To spotkanie już w trakcie trwania przeszło do legendy. Ale Polki miały okazję sprawić, że będzie wspominane już zawsze. I zaczęły ostatniego seta, walcząc o każdą piłkę, jak o życie. Tureccy fotografowie siedzący na trybunie prasowej nie robili zdjęć, bo ręce mieli jakby przylepione do głowy, gdy patrzyli, jakie piłki wyciągają zawodniczki Stefano Lavariniego.

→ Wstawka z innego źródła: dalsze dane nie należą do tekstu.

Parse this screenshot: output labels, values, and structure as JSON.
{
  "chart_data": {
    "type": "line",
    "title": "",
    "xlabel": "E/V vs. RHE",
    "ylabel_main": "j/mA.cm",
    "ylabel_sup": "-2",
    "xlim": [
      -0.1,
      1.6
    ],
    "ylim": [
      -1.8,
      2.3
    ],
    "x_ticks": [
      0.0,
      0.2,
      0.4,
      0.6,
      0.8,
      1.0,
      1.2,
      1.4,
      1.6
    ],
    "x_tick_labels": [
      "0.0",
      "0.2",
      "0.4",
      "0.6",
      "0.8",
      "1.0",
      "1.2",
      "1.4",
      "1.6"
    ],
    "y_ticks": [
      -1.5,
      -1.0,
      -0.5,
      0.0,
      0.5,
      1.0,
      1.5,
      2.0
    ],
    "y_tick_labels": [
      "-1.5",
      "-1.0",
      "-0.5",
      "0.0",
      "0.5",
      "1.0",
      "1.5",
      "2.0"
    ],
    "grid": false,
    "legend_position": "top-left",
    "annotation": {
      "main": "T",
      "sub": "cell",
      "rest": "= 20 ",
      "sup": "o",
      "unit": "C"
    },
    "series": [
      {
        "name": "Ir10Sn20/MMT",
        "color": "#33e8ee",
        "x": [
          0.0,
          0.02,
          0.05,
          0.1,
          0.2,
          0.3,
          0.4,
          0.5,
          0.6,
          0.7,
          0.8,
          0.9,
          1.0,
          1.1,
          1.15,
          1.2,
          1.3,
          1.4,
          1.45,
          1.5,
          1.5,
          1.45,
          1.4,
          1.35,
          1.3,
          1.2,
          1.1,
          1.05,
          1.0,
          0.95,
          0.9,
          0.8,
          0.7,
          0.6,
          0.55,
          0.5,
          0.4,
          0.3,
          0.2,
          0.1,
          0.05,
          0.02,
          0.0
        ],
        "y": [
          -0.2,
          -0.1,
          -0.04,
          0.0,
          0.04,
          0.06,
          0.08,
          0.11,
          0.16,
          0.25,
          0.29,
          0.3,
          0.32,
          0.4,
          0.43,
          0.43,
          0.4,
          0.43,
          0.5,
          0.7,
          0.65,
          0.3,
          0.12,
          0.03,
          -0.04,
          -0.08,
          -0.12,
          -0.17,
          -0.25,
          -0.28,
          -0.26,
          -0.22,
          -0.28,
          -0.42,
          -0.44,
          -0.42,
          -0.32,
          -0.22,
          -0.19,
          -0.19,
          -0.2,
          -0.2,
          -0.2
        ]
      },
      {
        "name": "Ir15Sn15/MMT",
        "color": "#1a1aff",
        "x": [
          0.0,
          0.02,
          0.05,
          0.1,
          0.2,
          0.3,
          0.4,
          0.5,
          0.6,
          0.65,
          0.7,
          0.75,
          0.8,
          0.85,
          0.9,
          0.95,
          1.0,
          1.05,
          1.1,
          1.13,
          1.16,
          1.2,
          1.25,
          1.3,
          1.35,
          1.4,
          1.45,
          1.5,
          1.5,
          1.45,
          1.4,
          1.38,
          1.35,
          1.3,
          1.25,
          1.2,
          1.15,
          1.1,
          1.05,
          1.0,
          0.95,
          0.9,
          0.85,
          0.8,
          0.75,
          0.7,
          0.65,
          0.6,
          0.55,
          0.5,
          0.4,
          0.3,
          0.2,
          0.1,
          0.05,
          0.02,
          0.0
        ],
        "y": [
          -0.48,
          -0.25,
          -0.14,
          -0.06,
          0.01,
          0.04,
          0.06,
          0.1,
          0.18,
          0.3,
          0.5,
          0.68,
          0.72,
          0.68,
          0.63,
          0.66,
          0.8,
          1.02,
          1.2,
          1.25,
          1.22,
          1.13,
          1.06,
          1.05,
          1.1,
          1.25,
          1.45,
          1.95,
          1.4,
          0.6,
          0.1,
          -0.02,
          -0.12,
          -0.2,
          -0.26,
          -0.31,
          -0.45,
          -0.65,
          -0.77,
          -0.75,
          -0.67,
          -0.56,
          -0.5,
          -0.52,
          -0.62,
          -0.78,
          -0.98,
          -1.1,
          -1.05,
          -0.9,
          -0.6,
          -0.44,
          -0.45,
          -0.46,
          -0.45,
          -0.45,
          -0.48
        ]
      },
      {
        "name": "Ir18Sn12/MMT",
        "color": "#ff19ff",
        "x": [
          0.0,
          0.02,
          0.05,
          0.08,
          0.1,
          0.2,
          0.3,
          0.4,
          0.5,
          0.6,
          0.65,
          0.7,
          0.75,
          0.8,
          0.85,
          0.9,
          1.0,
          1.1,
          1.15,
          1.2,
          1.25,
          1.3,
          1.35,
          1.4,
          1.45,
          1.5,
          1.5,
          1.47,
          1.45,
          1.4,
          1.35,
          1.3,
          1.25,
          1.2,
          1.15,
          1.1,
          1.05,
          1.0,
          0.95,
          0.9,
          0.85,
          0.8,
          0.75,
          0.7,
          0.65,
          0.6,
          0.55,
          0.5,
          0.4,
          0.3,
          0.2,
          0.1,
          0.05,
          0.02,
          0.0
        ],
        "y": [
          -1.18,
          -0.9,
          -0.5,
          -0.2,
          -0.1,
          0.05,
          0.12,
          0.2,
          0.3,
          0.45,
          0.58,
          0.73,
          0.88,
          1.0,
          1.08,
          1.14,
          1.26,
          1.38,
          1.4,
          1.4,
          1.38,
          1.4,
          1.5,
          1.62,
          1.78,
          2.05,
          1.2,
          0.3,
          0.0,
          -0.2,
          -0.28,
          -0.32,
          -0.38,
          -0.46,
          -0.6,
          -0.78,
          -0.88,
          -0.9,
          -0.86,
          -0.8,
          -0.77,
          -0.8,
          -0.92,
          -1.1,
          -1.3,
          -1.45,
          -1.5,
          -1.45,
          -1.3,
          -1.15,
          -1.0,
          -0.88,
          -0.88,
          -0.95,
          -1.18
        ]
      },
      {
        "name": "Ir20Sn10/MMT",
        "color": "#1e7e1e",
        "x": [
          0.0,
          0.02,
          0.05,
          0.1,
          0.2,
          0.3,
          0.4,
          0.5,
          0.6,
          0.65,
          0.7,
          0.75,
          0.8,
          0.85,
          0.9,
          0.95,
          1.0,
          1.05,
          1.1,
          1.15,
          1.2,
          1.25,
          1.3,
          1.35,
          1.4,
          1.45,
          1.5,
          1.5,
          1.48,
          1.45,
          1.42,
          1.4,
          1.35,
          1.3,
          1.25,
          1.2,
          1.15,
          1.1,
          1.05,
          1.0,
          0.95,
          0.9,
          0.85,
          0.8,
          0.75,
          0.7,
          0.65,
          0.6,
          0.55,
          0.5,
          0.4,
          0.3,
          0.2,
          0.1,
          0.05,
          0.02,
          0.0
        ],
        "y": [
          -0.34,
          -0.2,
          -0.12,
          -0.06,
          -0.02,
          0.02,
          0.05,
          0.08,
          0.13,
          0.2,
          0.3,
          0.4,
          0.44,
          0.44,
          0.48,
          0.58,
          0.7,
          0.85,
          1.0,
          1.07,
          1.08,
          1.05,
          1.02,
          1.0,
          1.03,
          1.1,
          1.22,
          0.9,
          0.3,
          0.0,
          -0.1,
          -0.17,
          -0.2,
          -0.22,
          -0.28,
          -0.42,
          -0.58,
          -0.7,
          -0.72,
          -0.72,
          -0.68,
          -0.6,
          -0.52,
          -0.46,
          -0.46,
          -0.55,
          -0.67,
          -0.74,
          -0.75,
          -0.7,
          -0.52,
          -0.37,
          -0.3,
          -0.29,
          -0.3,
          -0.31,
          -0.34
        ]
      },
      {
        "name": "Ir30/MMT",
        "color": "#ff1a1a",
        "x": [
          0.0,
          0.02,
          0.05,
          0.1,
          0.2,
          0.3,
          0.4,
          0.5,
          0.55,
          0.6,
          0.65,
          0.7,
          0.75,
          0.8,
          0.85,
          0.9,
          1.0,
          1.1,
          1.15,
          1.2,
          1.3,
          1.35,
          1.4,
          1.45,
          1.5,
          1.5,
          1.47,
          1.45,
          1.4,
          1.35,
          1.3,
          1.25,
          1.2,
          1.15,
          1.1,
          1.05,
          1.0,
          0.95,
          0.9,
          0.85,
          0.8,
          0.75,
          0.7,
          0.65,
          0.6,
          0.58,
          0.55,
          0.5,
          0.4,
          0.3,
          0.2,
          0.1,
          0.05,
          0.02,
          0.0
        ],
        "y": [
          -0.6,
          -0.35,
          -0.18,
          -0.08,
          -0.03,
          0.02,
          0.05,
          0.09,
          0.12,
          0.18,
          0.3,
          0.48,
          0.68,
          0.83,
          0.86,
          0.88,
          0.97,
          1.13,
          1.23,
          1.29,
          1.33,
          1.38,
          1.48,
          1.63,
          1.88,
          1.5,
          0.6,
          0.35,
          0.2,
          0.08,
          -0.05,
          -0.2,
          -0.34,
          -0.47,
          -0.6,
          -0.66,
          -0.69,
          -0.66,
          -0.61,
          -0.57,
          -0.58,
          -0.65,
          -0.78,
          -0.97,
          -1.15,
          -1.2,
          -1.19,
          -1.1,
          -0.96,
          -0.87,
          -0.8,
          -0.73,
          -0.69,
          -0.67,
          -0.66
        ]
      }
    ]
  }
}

Niestety, gdy w tak kluczowym momencie meczu przytrafi się seria sześciu punktów z rzędu dla rywalek, to później trudno już odzyskać pewność siebie. I choć w tym meczu różne cuda się działy, to wydawało się, że Turczynki zaczęły grać tak dokładnie w przyjęciu i w tak niezwykły sposób wykorzystywać grę przez środkowe, że już nic nie da się zrobić. 

Tymczasem z każdą piłką Polki w jakiś tylko sobie znany sposób zaczęły odrabiać straty. Tu obiły piłkę o turecki blok, tam mocniej przyłożyły zagrywką. Agnieszka Korneluk znajdywała miejsce na wrzucenie rywalkom piłki w boisko, Zuzanna Górecka była przekleństwem blokujących, a Magdalena Stysiak starała się nie dawać im żyć na prawym skrzydle. Znów był taniec na challenge'u tym razem w kwadracie.

To wszystko jednak nie wystarczyło. Tak bywa, że pomimo świetnych spotkań czasem trzeba przełknąć gorycz, gdy patrzy się na końcowy wynik. Ale czy przegrany po wielkiej walce tie-break z Turcją i tak nie wygląda, jak coś, czego jeszcze niedawno nie można byłoby sobie w ogóle wyobrazić, patrząc na kadrę Stefano Lavariniego?

Różnica pomiędzy wygranym a przegranym tie-breakiem będzie dla Polek kosztowna. Ale granica dzieląca od czołówki jakby zaczęła się zacierać

- To nie będzie żaden dramat ani wielki sukces dla żadnego z zespołów, to powinno być normalne - mówił o ewentualnej wygranej przed meczem trener Turczynek, Giovanni Guidetti. I z jednej strony można się z nim zgodzić, bo to wciąż "tylko" pierwsza faza grupowa MŚ. Z drugiej, trudno tym meczem się nie ekscytować. 

Był już kiedyś mecz wielkiego turnieju Polek, który kończył się piątym setem po horrorze. Polki grały wówczas z Włoszkami, kończąc fazę grupową mistrzostw Europy, na których zajęły ostatecznie czwarte miejsce. Różnica pomiędzy tamtym meczem a tym z Turcją w Gdańsku, jest taka, że wtedy wygrały. Ale takie spotkania bez względu na wynik potrafią zbudować, napędzić.

Różnica pomiędzy wygranym a przegranym tie-breakiem będzie też dla Polski kosztowna pod kątem kolejnej fazy rozgrywek MŚ. Awansowały do niej z czwartego, a nie z pierwszego miejsca, jak byłoby w przypadku zwycięstwa. To utrudni im dalszą rywalizację w turnieju. Ale trzeba powiedzieć sobie jedno: takimi występami jak przeciwko zawodniczkom Giovanniego Guidettiego Polki cały czas pokazują, że granica dzieląca je od marzeń o walce z czołówką wcale nie jest nie wiadomo, jak duża. Choć nadal istnieje i Polki wciąż walczą, żeby ją zamazać. I może takimi przykładami choćby w niewielkim stopniu zaczyna się zacierać.